Nikoletta Pavlopoulou

Personal information
- Nickname: Nicole
- Nationality: Greek
- Born: 1 January 2001 (age 25) Athens, Greece
- Education: University of Southern California Sapienza University of Rome

Sport
- Sport: swimming
- Events: breaststroke, individual medley
- University team: USC Trojans
- Club: AOPF

Achievements and titles
- Personal bests: 200m individual medley: 2:16.17 (2019, NR); 200m breaststroke: 2:28.68 (2018, JNR);

Medal record
Women's swimming
Representing Greece
Mediterranean Games
| Silver medal – second place | 2026 Taranto | 4×100 m mixed medley |
| Bronze medal – third place | 2026 Taranto | 200 m medley |

= Nikoletta Pavlopoulou =

Greek swimmer (born 2001)

Nikoletta Pavlopoulou (born January 1, 2001) is a Greek swimmer, who competes for AOPF and is coached by Dimitris and George Damasiotis.

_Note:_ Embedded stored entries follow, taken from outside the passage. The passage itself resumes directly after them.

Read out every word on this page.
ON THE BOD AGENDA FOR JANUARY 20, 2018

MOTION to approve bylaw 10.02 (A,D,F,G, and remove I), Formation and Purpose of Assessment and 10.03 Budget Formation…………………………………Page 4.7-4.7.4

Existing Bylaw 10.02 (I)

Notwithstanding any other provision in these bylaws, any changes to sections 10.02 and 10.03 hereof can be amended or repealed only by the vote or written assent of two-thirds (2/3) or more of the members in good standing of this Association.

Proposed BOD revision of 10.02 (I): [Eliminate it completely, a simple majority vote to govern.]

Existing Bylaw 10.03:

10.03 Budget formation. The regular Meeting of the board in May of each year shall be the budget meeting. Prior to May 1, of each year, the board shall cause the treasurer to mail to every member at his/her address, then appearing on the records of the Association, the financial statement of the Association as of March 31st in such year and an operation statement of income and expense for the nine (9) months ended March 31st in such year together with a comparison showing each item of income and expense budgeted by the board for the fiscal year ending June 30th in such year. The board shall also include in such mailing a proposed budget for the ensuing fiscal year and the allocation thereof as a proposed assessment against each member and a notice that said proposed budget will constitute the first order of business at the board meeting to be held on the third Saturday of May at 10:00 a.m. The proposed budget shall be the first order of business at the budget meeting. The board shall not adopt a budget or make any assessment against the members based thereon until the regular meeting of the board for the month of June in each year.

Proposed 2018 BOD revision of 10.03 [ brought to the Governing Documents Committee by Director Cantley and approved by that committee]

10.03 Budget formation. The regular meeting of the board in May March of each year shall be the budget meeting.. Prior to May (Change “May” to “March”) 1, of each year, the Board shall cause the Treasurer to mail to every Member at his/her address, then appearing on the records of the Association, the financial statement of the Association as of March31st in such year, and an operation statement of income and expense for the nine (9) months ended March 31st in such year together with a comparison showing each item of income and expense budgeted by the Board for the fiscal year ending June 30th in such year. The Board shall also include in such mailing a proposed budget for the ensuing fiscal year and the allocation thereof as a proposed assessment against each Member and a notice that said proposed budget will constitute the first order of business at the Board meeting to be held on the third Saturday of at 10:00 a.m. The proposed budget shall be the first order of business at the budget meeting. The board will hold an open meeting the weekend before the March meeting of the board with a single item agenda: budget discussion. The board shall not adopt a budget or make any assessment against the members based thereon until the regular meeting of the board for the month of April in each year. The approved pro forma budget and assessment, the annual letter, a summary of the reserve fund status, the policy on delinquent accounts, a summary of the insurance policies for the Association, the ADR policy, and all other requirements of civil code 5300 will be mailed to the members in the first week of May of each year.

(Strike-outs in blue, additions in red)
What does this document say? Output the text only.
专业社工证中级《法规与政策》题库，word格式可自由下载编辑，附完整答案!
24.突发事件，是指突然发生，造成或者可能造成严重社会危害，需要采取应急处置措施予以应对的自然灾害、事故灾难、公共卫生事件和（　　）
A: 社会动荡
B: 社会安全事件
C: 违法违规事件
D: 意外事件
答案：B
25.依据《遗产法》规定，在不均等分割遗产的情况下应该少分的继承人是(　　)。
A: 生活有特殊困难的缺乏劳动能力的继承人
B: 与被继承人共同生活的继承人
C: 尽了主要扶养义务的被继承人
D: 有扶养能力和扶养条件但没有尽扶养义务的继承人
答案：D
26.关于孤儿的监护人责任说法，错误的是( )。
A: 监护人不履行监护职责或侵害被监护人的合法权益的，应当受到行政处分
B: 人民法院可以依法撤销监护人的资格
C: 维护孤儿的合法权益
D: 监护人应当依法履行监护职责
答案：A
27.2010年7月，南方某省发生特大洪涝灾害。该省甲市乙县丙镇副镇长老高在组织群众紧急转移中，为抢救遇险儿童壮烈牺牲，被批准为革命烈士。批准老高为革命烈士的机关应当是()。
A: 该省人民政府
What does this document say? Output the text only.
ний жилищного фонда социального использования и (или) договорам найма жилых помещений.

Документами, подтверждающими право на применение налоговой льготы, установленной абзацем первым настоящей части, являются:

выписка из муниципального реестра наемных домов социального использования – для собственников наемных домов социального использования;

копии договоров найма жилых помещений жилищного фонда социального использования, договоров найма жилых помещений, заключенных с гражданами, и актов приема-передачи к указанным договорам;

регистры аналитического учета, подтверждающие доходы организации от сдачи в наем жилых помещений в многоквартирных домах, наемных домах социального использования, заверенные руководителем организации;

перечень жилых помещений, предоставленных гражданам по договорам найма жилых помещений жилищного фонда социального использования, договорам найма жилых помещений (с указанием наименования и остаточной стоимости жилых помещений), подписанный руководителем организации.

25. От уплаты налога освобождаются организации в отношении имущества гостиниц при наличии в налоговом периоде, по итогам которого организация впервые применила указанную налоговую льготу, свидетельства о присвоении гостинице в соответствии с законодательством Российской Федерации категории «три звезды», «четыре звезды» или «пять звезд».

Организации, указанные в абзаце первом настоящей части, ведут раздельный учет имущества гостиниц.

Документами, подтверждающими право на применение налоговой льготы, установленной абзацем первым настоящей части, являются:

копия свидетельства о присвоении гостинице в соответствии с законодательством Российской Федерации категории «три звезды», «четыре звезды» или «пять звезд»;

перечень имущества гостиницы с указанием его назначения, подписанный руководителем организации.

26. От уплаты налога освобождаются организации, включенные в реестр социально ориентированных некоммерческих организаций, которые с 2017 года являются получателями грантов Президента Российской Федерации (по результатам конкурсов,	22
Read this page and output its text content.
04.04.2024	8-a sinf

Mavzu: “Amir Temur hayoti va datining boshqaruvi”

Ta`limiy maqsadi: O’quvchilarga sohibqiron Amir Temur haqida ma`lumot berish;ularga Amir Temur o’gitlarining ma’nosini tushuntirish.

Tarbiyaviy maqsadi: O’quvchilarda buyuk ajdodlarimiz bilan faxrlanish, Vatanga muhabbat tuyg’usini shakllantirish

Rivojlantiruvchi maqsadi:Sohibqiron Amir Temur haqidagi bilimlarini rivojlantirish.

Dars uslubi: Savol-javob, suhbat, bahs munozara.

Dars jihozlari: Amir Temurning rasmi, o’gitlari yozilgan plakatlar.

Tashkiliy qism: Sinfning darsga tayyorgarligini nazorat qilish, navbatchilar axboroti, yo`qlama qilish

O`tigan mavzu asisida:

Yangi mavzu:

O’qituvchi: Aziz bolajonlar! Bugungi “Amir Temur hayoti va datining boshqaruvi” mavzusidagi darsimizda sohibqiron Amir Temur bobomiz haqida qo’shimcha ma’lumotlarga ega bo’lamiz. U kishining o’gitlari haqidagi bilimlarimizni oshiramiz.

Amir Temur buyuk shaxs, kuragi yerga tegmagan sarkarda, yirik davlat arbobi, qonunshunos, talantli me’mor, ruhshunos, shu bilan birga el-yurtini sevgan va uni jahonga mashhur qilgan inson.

She has competed in European, World and Youth Olympic Games, where she placed 9th in the 200m individual medley, as well as European Women's Championships (16th 200m individual medley).
She has broken 64 national records and she currently owns 12 records in 50m pool and 11 in 25m pool.

She graduated in 2023 from University of Southern California with a degree in Human Biology. She was also part of the NCAA Division I women's swimming team, competing at the Pac-12 and NCAA championships with the Trojans.

She is currently studying medicine at La Sapienza University of Rome.